Usefulness of soluble concentrations of interleukin family member ST2 as predictor of mortality in patients with acutely decompensated heart failure relative to left ventricular ejection fraction
Receptors, Cell Surface
Ventricular Dysfunction, Left
The aim of the present study was to determine whether the risk of mortality associated with the concentration of soluble ST2 (sST2) differs in patients with acutely decompensated heart failure with preserved ejection fraction (HFpEF) compared to patients with systolic heart failure. We prospectively enrolled 447 patients with acutely decompensated heart failure. Blood samples were collected at presentation to determine the sST2 concentration. HFpEF was defined as symptoms or signs of acutely decompensated heart failure and left ventricular ejection fraction of ≥50% on the echocardiogram. The patients were followed up for 1 year, and the vital status was obtained for all. The sST2 concentrations were greater in the patients with systolic heart failure (n = 250) than in those with HFpEF (n = 197) at 0.55 versus 0.38 ng/ml (p <0.001). Receiver operating characteristic curve analyses showed different cutoff point values for sST2 for the prediction of 1-year mortality in patients with HFpEF (>0.35 ng/ml) and systolic heart failure (>0.56 mg//ml). These cutoff points had similar prognostic accuracy (area under the curve of 0.69 vs 0.73; p >0.05).
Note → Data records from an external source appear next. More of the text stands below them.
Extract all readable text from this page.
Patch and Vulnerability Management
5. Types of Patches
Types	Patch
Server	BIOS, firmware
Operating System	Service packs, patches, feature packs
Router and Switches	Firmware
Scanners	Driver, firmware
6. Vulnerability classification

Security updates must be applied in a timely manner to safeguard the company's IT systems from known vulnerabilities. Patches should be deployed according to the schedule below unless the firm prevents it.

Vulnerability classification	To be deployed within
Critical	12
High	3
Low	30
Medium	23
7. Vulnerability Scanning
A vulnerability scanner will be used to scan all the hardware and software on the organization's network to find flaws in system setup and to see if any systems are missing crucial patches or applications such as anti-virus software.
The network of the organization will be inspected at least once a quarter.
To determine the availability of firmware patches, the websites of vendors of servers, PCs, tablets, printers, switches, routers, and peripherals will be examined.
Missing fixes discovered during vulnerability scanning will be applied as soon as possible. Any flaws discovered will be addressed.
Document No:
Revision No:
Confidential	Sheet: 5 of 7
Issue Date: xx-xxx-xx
In the adjusted analyses that included amino terminal B-type natriuretic peptide concentrations, elevated sST2 concentrations were associated with a greater mortality risk in both populations (HFpEF, per ng/ml, hazard ratio 1.41, 95% confidence interval 1.14 to 1.76, p = 0.002; and systolic heart failure, per ng/ml, hazard ratio 1.20, 95% confidence interval 1.10 to 1.32, p <0.001). The determination of the sST2 concentration improved the clinical risk prediction compared to amino terminal B-type natriuretic peptide, as assessed by both the improved C-statistic and an improvement in the net reclassification index and integrated discrimination improvement analyses. In conclusion, in the present multicenter study, sST2 concentrations were lower in patients with HfpEF; however, sST2 remained an independent predictor of mortality, regardless of the left ventricular ejection fraction.